Ainda que a filósofa não o considere como um interlocutor, a avaliação crítica apressada que Butler apresenta sobre o conceito de ‘vida nua’ de Giorgio Agambem é outro ponto que necessitaria uma argumentação mais detalhada, bem como melhor fundamentada. Embora esteja de acordo com a filósofa de que não existe ‘vida nua’, que se produza fora dos limites da política e do político, e de que nenhuma de nós, expulsas do território das relações estaríamos reduzidas a simples ‘entidades’, parece haver certa confusão teórica quando Butler define o conceito de ‘vida nua’ como uma ontologização da precariedade.
Para finalizar, parece-me que uma das maiores contribuições de Butler, ao longo da última década tem sido pensar a co-habitação ética a partir de condições de precariedade. O capítulo 3, que traz uma reflexão detalhada dessa relação, é um dos mais abrangentes do livro. Ao abordar as consequências de nossas obrigações éticas com respeito a outras pessoas, aquelas com as quais mantemos relações de proximidade e aquelas que sequer conhecemos, a receptividade surge não só como pré-condição da ação mas como uma de suas características constitutivas.

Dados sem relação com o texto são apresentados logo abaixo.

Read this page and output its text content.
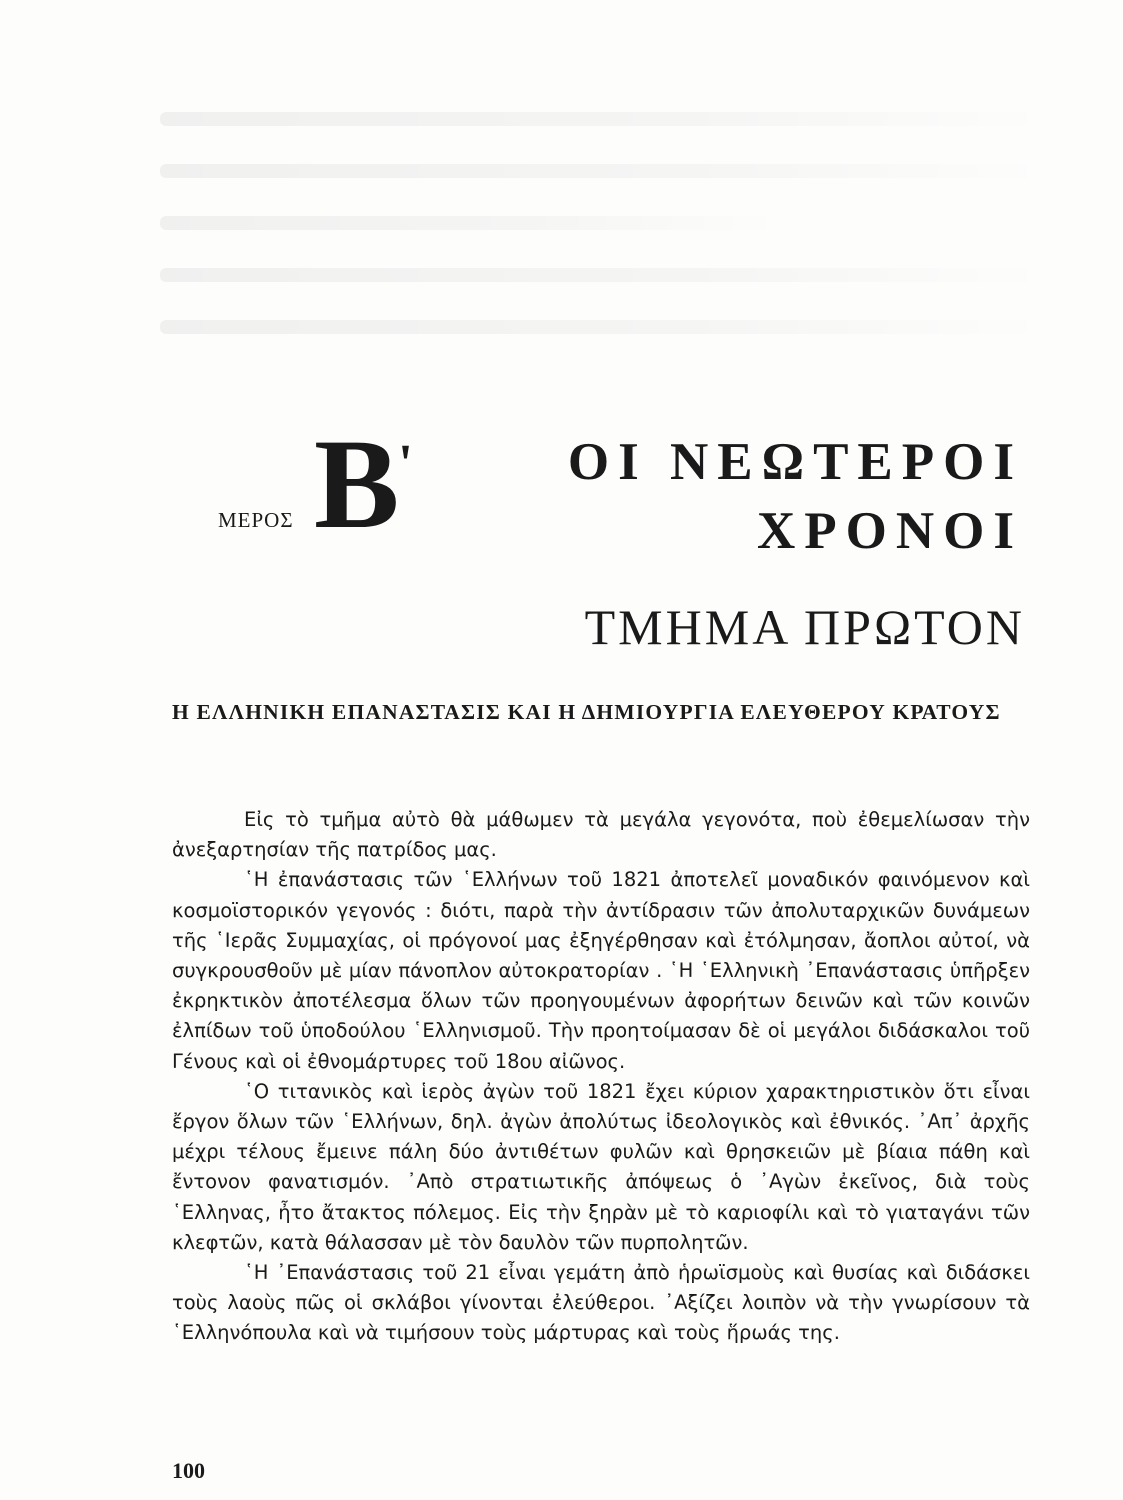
ΜΕΡΟΣ Β
'	ΟΙ ΝΕΩΤΕΡΟΙ
ΧΡΟΝΟΙ
ΤΜΗΜΑ ΠΡΩΤΟΝ
Η ΕΛΛΗΝΙΚΗ ΕΠΑΝΑΣΤΑΣΙΣ ΚΑΙ Η ΔΗΜΙΟΥΡΓΙΑ ΕΛΕΥΘΕΡΟΥ ΚΡΑΤΟΥΣ

Εἰς τὸ τμῆμα αὐτὸ θὰ μάθωμεν τὰ μεγάλα γεγονότα, ποὺ ἐθεμελίωσαν τὴν ἀνεξαρτησίαν τῆς πατρίδος μας.

῾Η ἐπανάστασις τῶν ῾Ελλήνων τοῦ 1821 ἀποτελεῖ μοναδικόν φαινόμενον καὶ κοσμοϊστορικόν γεγονός : διότι, παρὰ τὴν ἀντίδρασιν τῶν ἀπολυταρχικῶν δυνάμεων τῆς ῾Ιερᾶς Συμμαχίας, οἱ πρόγονοί μας ἐξηγέρθησαν καὶ ἐτόλμησαν, ἄοπλοι αὐτοί, νὰ συγκρουσθοῦν μὲ μίαν πάνοπλον αὐτοκρατορίαν . ῾Η ῾Ελληνικὴ ᾿Επανάστασις ὑπῆρξεν ἐκρηκτικὸν ἀποτέλεσμα ὅλων τῶν προηγουμένων ἀφορήτων δεινῶν καὶ τῶν κοινῶν ἐλπίδων τοῦ ὑποδούλου ῾Ελληνισμοῦ. Τὴν προητοίμασαν δὲ οἱ μεγάλοι διδάσκαλοι τοῦ Γένους καὶ οἱ ἐθνομάρτυρες τοῦ 18ου αἰῶνος.

῾Ο τιτανικὸς καὶ ἱερὸς ἀγὼν τοῦ 1821 ἔχει κύριον χαρακτηριστικὸν ὅτι εἶναι ἔργον ὅλων τῶν ῾Ελλήνων, δηλ. ἀγὼν ἀπολύτως ἰδεολογικὸς καὶ ἐθνικός. ᾿Απ᾿ ἀρχῆς μέχρι τέλους ἔμεινε πάλη δύο ἀντιθέτων φυλῶν καὶ θρησκειῶν μὲ βίαια πάθη καὶ ἔντονον φανατισμόν. ᾿Απὸ στρατιωτικῆς ἀπόψεως ὁ ᾿Αγὼν ἐκεῖνος, διὰ τοὺς ῾Ελληνας, ἦτο ἄτακτος πόλεμος. Εἰς τὴν ξηρὰν μὲ τὸ καριοφίλι καὶ τὸ γιαταγάνι τῶν κλεφτῶν, κατὰ θάλασσαν μὲ τὸν δαυλὸν τῶν πυρπολητῶν.

῾Η ᾿Επανάστασις τοῦ 21 εἶναι γεμάτη ἀπὸ ἡρωϊσμοὺς καὶ θυσίας καὶ διδάσκει τοὺς λαοὺς πῶς οἱ σκλάβοι γίνονται ἐλεύθεροι. ᾿Αξίζει λοιπὸν νὰ τὴν γνωρίσουν τὰ ῾Ελληνόπουλα καὶ νὰ τιμήσουν τοὺς μάρτυρας καὶ τοὺς ἥρωάς της.

100
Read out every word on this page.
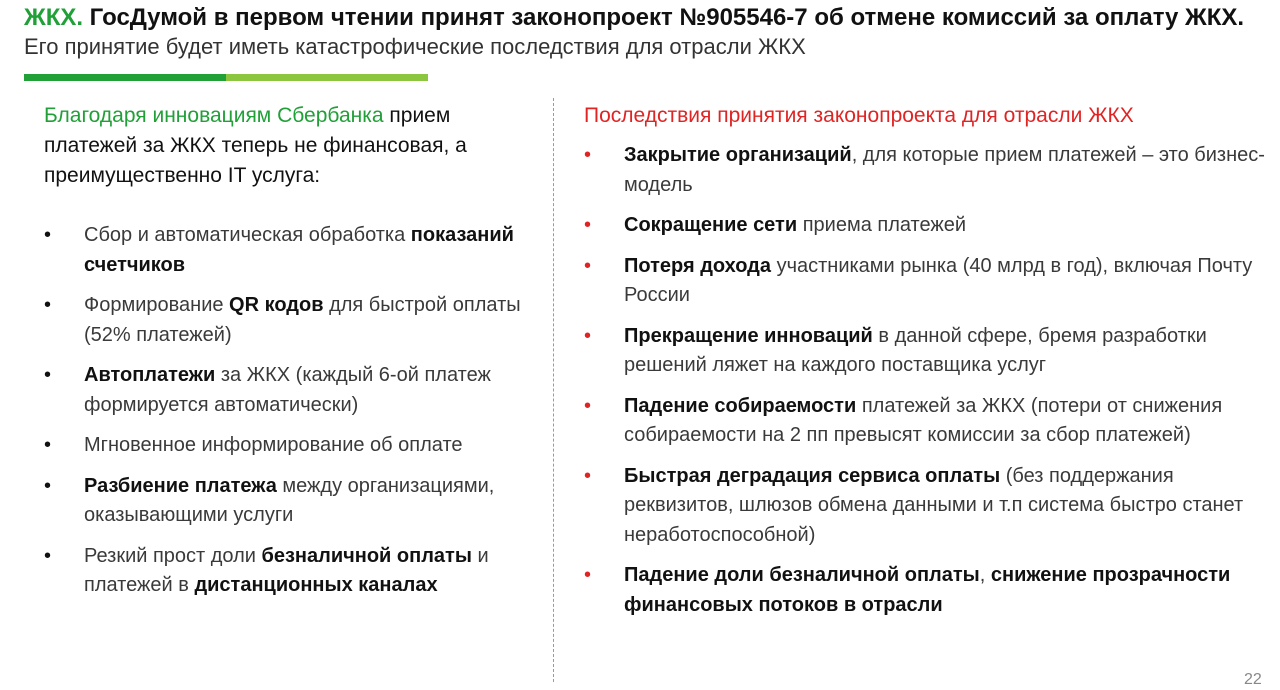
ЖКХ. ГосДумой в первом чтении принят законопроект №905546-7 об отмене комиссий за оплату ЖКХ.
Его принятие будет иметь катастрофические последствия для отрасли ЖКХ
Благодаря инновациям Сбербанка прием платежей за ЖКХ теперь не финансовая, а преимущественно IT услуга:
• Сбор и автоматическая обработка показаний счетчиков
• Формирование QR кодов для быстрой оплаты (52% платежей)
• Автоплатежи за ЖКХ (каждый 6-ой платеж формируется автоматически)
• Мгновенное информирование об оплате
• Разбиение платежа между организациями, оказывающими услуги
• Резкий прост доли безналичной оплаты и платежей в дистанционных каналах
Последствия принятия законопроекта для отрасли ЖКХ
• Закрытие организаций, для которые прием платежей – это бизнес-модель
• Сокращение сети приема платежей
• Потеря дохода участниками рынка (40 млрд в год), включая Почту России
• Прекращение инноваций в данной сфере, бремя разработки решений ляжет на каждого поставщика услуг
• Падение собираемости платежей за ЖКХ (потери от снижения собираемости на 2 пп превысят комиссии за сбор платежей)
• Быстрая деградация сервиса оплаты (без поддержания реквизитов, шлюзов обмена данными и т.п система быстро станет неработоспособной)
• Падение доли безналичной оплаты, снижение прозрачности финансовых потоков в отрасли
22
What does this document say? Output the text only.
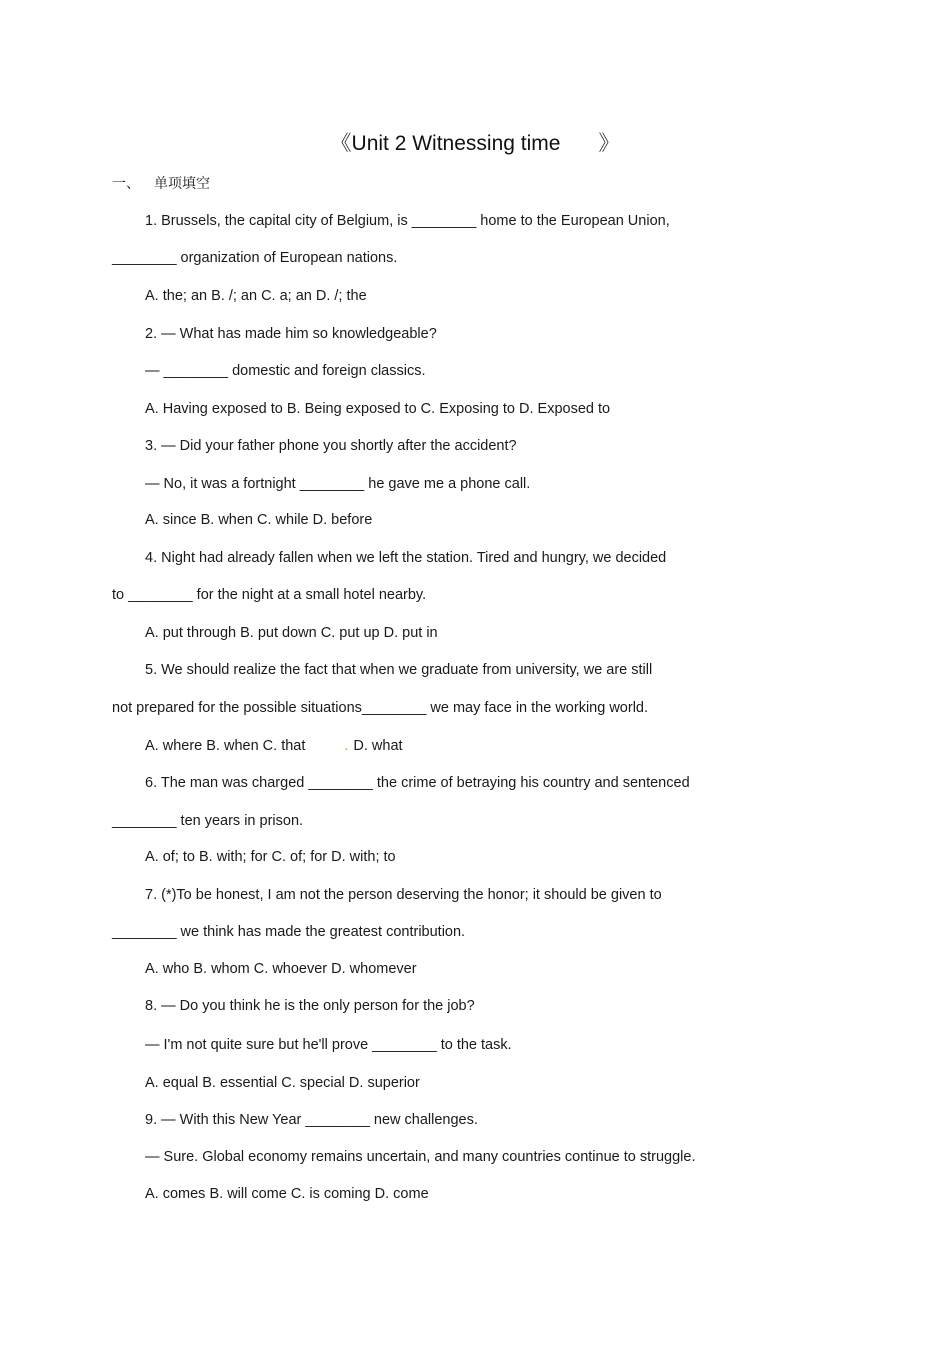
《Unit 2 Witnessing time 》
一、 单项填空
1. Brussels, the capital city of Belgium, is ________ home to the European Union,
________ organization of European nations.
A. the; an B. /; an C. a; an D. /; the
2. — What has made him so knowledgeable?
— ________ domestic and foreign classics.
A. Having exposed to B. Being exposed to C. Exposing to D. Exposed to
3. — Did your father phone you shortly after the accident?
— No, it was a fortnight ________ he gave me a phone call.
A. since B. when C. while D. before
4. Night had already fallen when we left the station. Tired and hungry, we decided
to ________ for the night at a small hotel nearby.
A. put through B. put down C. put up D. put in
5. We should realize the fact that when we graduate from university, we are still
not prepared for the possible situations________ we may face in the working world.
A. where B. when C. that	. D. what
6. The man was charged ________ the crime of betraying his country and sentenced
________ ten years in prison.
A. of; to B. with; for C. of; for D. with; to
7. (*)To be honest, I am not the person deserving the honor; it should be given to
________ we think has made the greatest contribution.
A. who B. whom C. whoever D. whomever
8. — Do you think he is the only person for the job?
— I'm not quite sure but he'll prove ________ to the task.
A. equal B. essential C. special D. superior
9. — With this New Year ________ new challenges.
— Sure. Global economy remains uncertain, and many countries continue to struggle.
A. comes B. will come C. is coming D. come
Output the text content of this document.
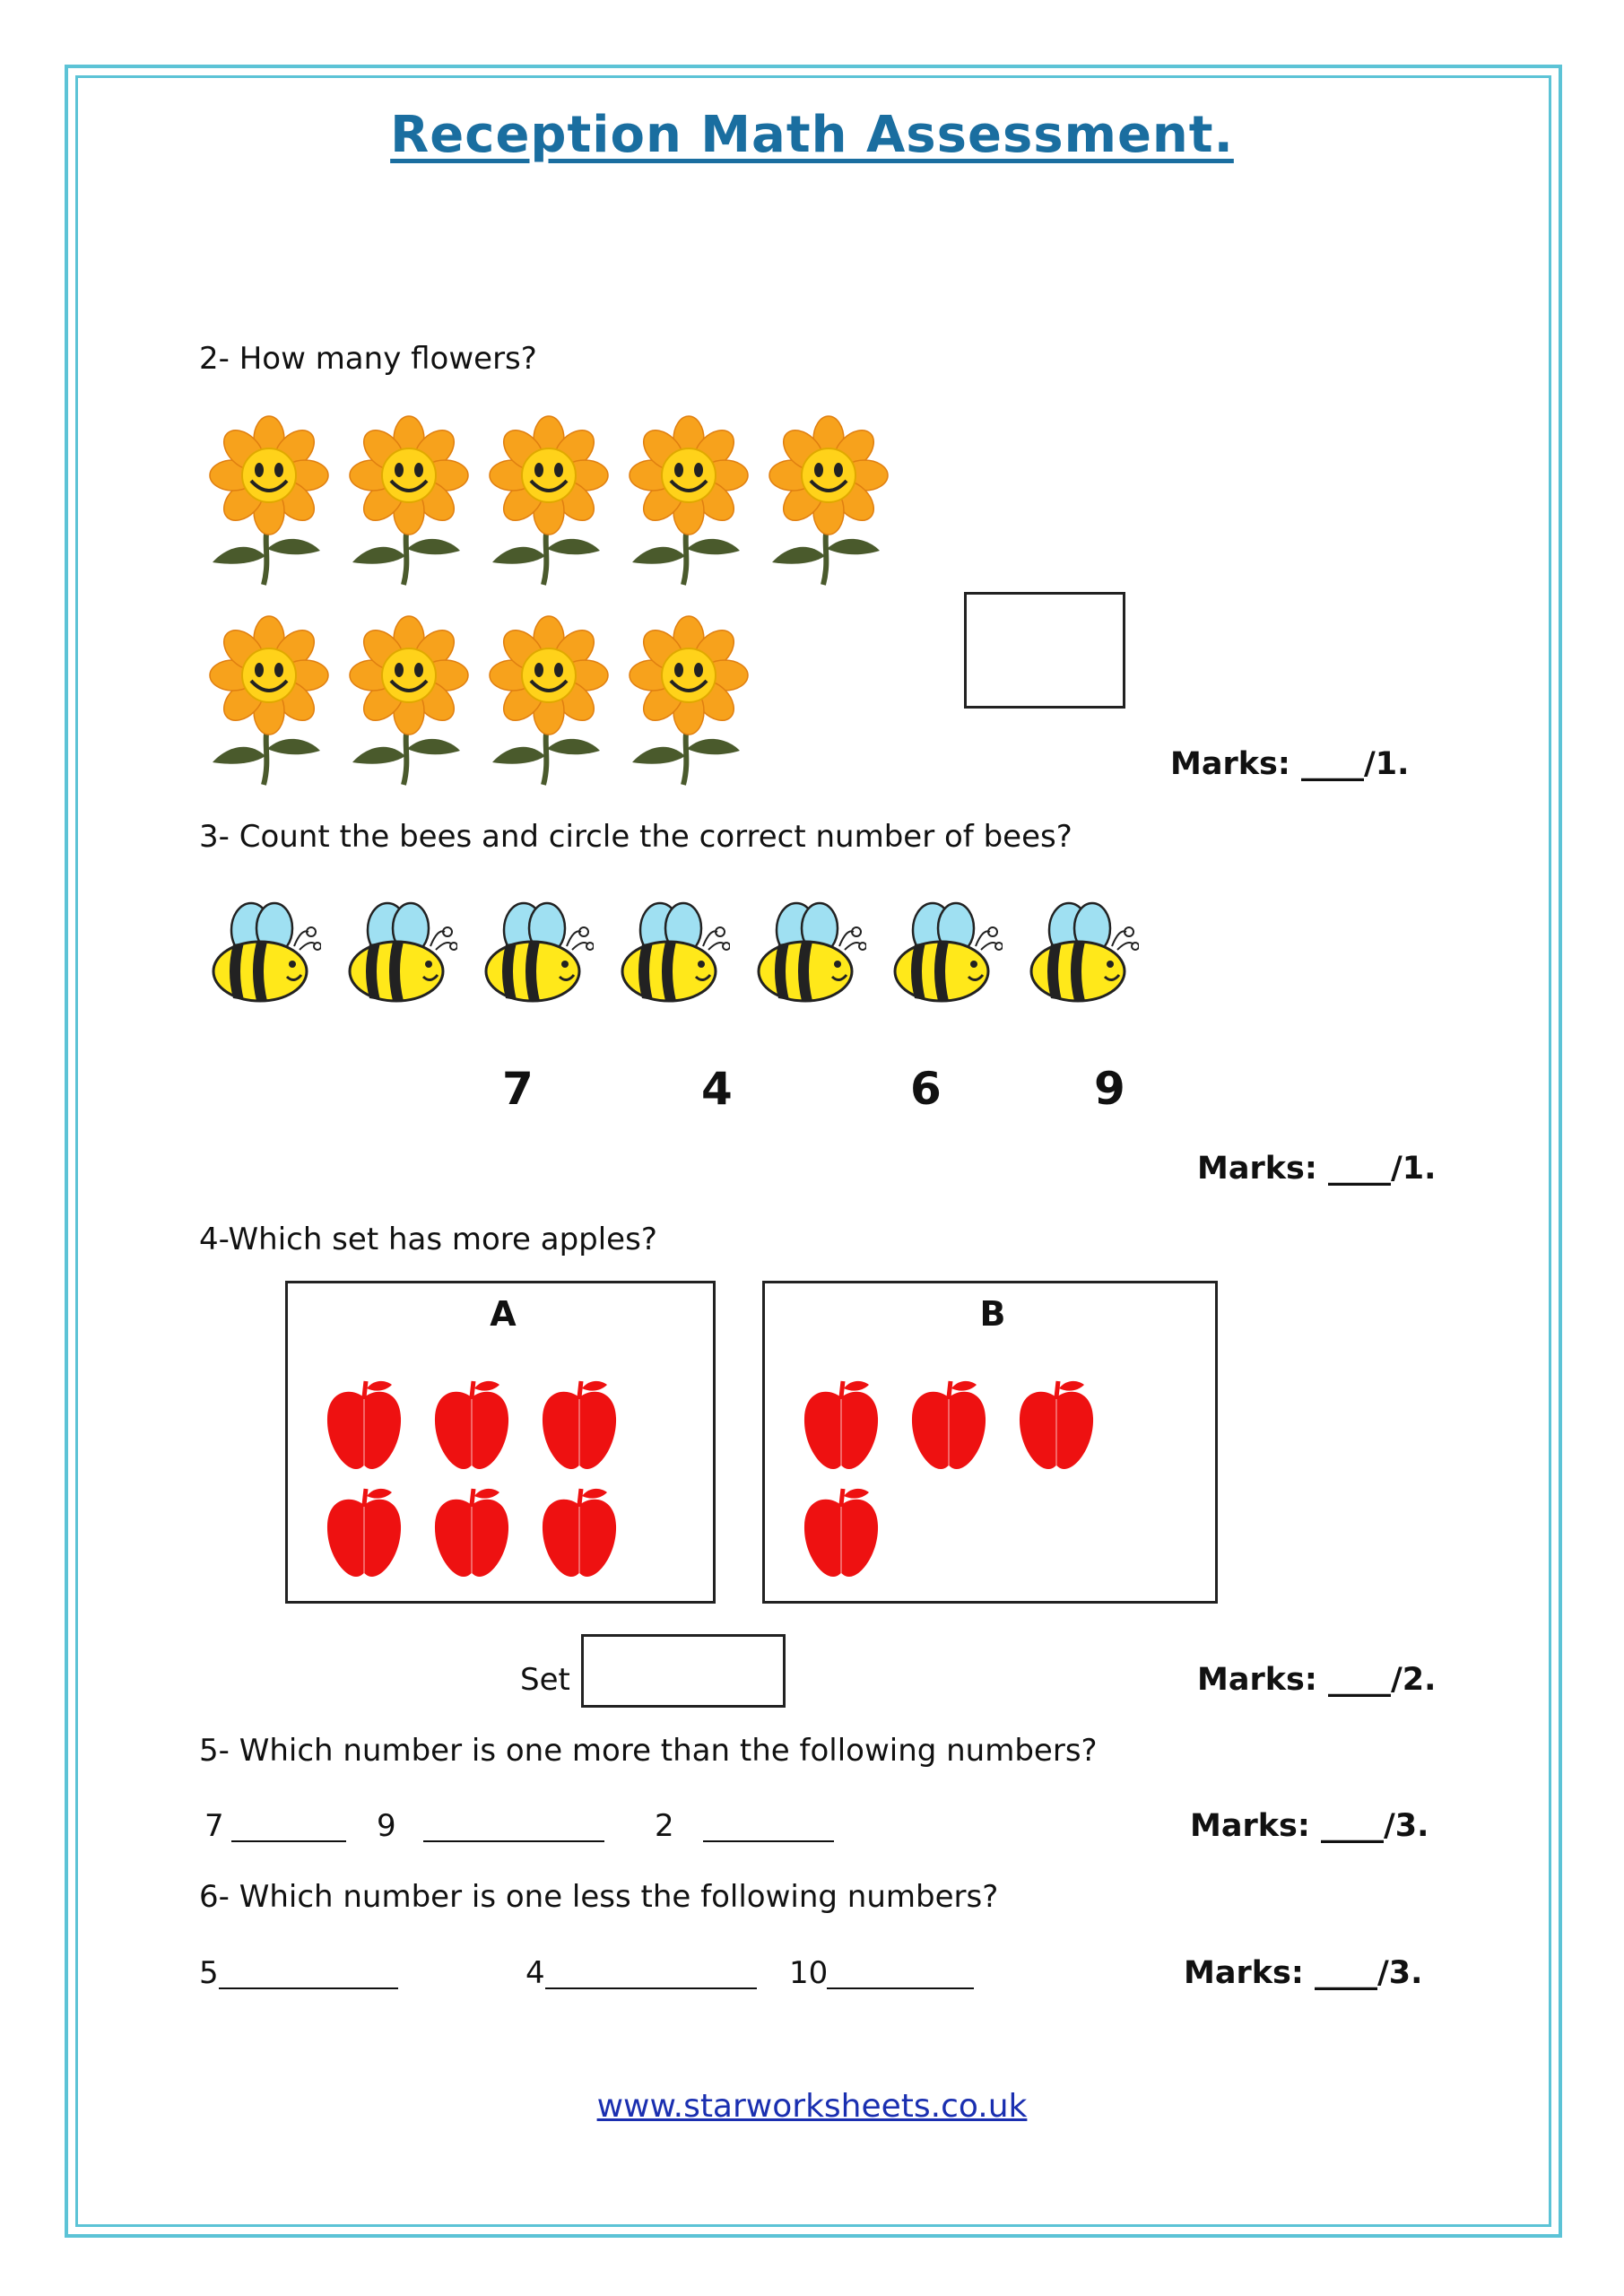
Reception Math Assessment.
2- How many flowers?
Marks: ____/1.
3- Count the bees and circle the correct number of bees?
7	4	6	9
Marks: ____/1.
4-Which set has more apples?
A	B
Set	Marks: ____/2.
5- Which number is one more than the following numbers?
7	9	2	Marks: ____/3.
6- Which number is one less the following numbers?
5	4	10	Marks: ____/3.
www.starworksheets.co.uk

É nesse ponto que Butler, utilizando-se do referencial levisiano, volta a defender a interrelação entre todas as outras vidas e a nossa própria vida, o que implica, por conseguinte, uma certa perspectiva do ego que não esteja essencialmente estruturada por uma forma de comportamento –tu me solicitas e eu respondo–, mas que encontra na suscetibilidade e na vulnerabiliade de cada uma de nós, o seu sentido mais essencial, ativado antes mesmo de que eu própria possa responder à interpelação que me faz o rosto do/a outro/a, ou a capacidade de “receber o requerimento ético antes de reagir verdadeiramente a ele” (p.113), uma assertiva que pressupõe a responsabilidade ética como sensibilidade ética e como interpelação à ação política.
Referências bibliográficas
Butler, J. (2003). Problemas de gênero: feminismo e subversão da identidade. Editora Record.
Butler, J. (2009). Vida precaria: el poder del duelo y la violencia. Buenos Aires: Paidós.
Butler, J. (2010). Marcos de guerra: las vidas lloradas. Barcelona: Paidós.